What is neoplatonism as related to Tarot?

Saturday, July 15th, 2006

What is neoplatonism as related to Tarot?  Speaking in broad strokes, neo-Platonism is a tradition in which consciousness is the direct unmediated presence of the divine without a second. Traditionalism along the lines of Frithjof Schunon and Rene Guenon tends to grasp broad aspects of the this idea, usually, mixing it was an idealized historicism that is not traditional.
I think the analogy that all is water and Neo-Platonism is about plumbing. Most of us are interested in drowning in the delight of the divine, whereas Neoplatonists are interested in mapping how the rivers get down to the sea, how the dewdrop can hold infinity.
So I might be a swimmer but I also like to have an appreciation of plumbing.

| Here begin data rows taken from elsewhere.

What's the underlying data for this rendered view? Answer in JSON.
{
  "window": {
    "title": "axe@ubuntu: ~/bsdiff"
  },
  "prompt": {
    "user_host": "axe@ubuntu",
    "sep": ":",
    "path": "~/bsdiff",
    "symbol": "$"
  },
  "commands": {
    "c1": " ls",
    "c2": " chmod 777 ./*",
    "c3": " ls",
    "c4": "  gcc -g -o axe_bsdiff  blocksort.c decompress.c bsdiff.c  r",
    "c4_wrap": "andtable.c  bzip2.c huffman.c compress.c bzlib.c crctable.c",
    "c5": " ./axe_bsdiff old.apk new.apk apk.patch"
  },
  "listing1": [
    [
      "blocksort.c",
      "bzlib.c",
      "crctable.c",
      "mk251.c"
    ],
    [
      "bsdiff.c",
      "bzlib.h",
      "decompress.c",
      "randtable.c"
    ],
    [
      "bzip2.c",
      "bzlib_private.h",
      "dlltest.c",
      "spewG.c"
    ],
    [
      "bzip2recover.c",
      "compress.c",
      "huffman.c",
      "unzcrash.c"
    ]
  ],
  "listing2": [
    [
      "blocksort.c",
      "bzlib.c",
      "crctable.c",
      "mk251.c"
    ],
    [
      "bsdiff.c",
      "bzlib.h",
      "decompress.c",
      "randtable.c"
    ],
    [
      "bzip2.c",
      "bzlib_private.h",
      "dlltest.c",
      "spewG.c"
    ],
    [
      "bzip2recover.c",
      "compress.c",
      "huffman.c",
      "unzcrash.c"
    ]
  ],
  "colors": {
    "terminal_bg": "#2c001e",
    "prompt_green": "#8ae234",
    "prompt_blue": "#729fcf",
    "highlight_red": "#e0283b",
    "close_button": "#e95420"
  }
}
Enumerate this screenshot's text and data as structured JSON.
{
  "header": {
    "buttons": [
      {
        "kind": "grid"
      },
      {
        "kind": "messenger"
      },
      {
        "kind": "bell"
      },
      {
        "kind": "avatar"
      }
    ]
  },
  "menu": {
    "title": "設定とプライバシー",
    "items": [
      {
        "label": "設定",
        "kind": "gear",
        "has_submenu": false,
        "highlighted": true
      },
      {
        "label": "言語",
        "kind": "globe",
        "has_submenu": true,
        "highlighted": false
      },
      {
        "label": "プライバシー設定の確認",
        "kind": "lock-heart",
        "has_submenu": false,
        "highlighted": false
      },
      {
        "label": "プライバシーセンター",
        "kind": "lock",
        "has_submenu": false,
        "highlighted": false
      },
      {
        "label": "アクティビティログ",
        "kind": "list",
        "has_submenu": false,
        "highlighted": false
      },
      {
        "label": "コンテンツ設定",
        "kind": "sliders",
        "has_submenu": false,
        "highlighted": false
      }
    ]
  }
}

To bring the analogy to the tarot, the cards are life prisms that break up the pure light of awareness into a rainbow of experience. Each person brings their own light of consciousness to the cards and thereby the card’s authenticity. But the cards give us is an opportunity to experience light in waves we might otherwise overlook.
For me the nature of consciousness is pure unicity. If I were to characterize it, being well aware that no characterization can hold its fullness and ineffability, I would call this awareness identical to life-love-light.
Just as the cards are a prism so with life they channel our attention to aspects of experience we might otherwise overlook or not give enough attention.
Love is the most fulsome word in any language. Following the Greeks we see love as Eros the drive towards existence and to reproduce. And love his friendship finding oneself in the alienness of the other, where affinity and complementarity. Then there is the love of knowing and discovering the world and ourselves, and being quickened more by questions than by answers. And last there is Agape that love it follows to the no Otherness of the divine itself, leaving nothing behind and abandoning all.
As tarotists we find it easy to make connections with the life and light-gnosis analogies with the symbols of the cards in their mix. But it is also a challenge to recognize that each card is a tale of love and also an admonition to live the good life, a moral challenge.